The potentiometer setting lets us work out R4
So far, we have been energising the bridge from dc supply, which is how the early engineers used this instrument, but will it work with an ac supply?
Why should we consider an ac supply anyway?
The answer to this question relates to the other passive components that we use, capacitors and inductors, since these components respond to ac, rather than dc, signals.
The most significant problem associated with a Wheatstone Bridge and ac supplies is the detecting device, where a dc galvanometer will not respond to ac signals.
There were meter movements available like the moving iron type which do respond to ac, but these tend to be insensitive devices.
These days it is quite easy to rectify an ac signal, so as to produce a dc signal that will activate a galvanometer, but remember that in the early days, before thermionic diodes and valves were invented, such rectification was not an easy task.

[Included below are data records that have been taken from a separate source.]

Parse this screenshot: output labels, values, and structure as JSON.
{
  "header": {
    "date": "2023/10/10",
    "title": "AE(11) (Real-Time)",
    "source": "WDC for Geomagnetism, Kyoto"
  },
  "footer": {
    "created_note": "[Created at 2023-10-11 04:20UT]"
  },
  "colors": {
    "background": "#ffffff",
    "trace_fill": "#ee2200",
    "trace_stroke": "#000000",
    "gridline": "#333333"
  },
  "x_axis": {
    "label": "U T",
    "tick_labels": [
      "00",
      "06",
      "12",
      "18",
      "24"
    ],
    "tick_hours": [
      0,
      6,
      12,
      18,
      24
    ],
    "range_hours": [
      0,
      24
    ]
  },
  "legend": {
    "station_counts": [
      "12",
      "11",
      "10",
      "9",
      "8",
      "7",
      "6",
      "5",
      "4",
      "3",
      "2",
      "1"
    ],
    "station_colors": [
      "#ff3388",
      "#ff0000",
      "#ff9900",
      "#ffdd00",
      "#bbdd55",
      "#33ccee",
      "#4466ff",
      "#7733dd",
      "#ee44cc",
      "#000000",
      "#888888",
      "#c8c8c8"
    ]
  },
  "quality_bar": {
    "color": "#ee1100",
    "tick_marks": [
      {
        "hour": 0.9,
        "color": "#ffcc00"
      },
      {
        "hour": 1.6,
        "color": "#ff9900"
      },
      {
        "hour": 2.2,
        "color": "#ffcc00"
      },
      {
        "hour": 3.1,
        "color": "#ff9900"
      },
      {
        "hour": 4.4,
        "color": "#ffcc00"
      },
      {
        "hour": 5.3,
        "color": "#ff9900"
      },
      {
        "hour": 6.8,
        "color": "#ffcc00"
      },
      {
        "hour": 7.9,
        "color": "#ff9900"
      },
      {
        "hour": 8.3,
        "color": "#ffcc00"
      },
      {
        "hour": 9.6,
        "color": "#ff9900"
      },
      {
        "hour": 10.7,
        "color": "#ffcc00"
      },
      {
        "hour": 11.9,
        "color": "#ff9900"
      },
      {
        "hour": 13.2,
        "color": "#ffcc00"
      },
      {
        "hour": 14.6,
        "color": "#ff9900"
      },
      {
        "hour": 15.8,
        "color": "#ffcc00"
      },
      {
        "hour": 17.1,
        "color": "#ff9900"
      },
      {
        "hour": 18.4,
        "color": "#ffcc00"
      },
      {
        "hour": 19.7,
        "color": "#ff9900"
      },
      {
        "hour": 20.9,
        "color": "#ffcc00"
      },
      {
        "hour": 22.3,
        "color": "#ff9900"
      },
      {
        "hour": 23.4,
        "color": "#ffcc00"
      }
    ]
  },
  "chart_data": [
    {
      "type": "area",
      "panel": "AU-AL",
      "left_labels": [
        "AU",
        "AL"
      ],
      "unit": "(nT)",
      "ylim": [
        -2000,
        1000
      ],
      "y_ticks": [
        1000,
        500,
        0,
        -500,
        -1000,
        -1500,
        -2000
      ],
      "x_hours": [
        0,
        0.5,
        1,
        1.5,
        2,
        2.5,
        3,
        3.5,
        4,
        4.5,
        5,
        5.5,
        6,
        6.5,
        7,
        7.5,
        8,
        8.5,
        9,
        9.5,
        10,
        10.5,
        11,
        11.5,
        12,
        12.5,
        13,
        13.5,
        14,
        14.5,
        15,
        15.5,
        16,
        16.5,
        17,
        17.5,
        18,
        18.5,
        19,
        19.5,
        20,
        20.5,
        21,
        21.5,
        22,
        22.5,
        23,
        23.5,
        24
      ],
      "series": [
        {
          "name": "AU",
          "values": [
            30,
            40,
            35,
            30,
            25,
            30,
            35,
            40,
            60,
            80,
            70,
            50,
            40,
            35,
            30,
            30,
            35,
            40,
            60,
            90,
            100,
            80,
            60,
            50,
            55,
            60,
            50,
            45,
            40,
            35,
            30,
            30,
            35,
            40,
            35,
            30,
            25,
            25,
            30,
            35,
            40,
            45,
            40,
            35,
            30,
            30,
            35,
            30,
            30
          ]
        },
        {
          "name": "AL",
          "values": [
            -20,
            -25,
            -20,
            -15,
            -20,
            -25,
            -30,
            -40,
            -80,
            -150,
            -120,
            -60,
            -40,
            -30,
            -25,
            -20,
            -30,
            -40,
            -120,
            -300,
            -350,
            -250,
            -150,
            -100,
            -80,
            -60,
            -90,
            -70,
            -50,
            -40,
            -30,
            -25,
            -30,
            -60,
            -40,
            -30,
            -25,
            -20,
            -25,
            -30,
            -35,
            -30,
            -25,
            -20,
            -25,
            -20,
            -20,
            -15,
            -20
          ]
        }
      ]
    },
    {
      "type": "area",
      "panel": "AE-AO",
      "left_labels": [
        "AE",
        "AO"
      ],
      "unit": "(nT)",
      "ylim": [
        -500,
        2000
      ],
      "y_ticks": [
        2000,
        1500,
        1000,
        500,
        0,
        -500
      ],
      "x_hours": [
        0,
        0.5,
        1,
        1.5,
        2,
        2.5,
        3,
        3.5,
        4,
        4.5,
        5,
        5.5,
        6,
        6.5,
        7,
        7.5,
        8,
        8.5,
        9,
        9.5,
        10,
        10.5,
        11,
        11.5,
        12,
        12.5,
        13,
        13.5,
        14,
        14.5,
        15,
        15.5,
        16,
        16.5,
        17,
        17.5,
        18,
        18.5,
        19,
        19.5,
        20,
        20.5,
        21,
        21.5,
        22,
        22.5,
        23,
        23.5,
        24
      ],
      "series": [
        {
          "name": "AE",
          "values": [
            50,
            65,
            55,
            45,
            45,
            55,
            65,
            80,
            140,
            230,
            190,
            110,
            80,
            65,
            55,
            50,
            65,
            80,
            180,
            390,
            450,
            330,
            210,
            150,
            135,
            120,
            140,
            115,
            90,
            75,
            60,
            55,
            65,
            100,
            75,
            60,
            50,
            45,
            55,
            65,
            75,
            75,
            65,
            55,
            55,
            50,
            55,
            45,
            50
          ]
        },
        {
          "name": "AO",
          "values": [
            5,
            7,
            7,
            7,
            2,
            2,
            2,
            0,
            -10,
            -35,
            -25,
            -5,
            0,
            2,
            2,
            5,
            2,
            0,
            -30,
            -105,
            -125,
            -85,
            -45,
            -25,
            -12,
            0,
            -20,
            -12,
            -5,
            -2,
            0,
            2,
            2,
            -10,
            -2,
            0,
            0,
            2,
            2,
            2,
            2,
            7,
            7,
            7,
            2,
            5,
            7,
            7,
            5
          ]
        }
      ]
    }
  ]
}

This is the galvanometer circuit that is used in the demonstration unit for dc indications.
The added resistor and diodes are present to prevent damage to the meter when the bridge is ‘way off’ balance.
The resistor limits the meter current and the silicon diodes conduct when the voltage applied to the inputs exceeds about 0.7V in either polarity.
When the bridge is in balance the voltage across the inputs is zero, so the diodes have no effect. The resistor reduces the meter’s sensitivity and so could be shorted out near balance to improve circuit sensitivity. Commercial Wheatstone bridges sometimes included such a switch.
This is the entire meter circuit of the demonstration unit.
The 4 added germanium diodes are switched into circuit when ‘ac’ is selected and convert the ac input signal to dc.
The forward voltage drop of these germanium diodes reduces the sensitivity of the meter, especially near zero input.
Bridge sensitivity, and thus the accuracy of the balance obtained, would be improved by either increasing the input signal to the bridge (which has the adverse effect of increasing dissipation in the bridge components) or by adding an ac amplifier between the bridge output and the meter circuit.
This is a schematic of a practical capacitor measuring bridge.
The ac signal source frequency is adjusted to suit the capacitor being measured (higher frequency for lower value capacitors).
The potentiometer is used for one complete arm of the bridge (rather than just one element of the bridge) and is calibrated accordingly. See the capacitor measurement box being passed around.
This talk has shown us some of the history of the Wheatstone Bridge and how its use has led up to the measuring devices that we use today.
Are there any questions or further explanations needed by anyone?
Now is the time for you to come up to the demonstration unit and to make some measurements yourselves.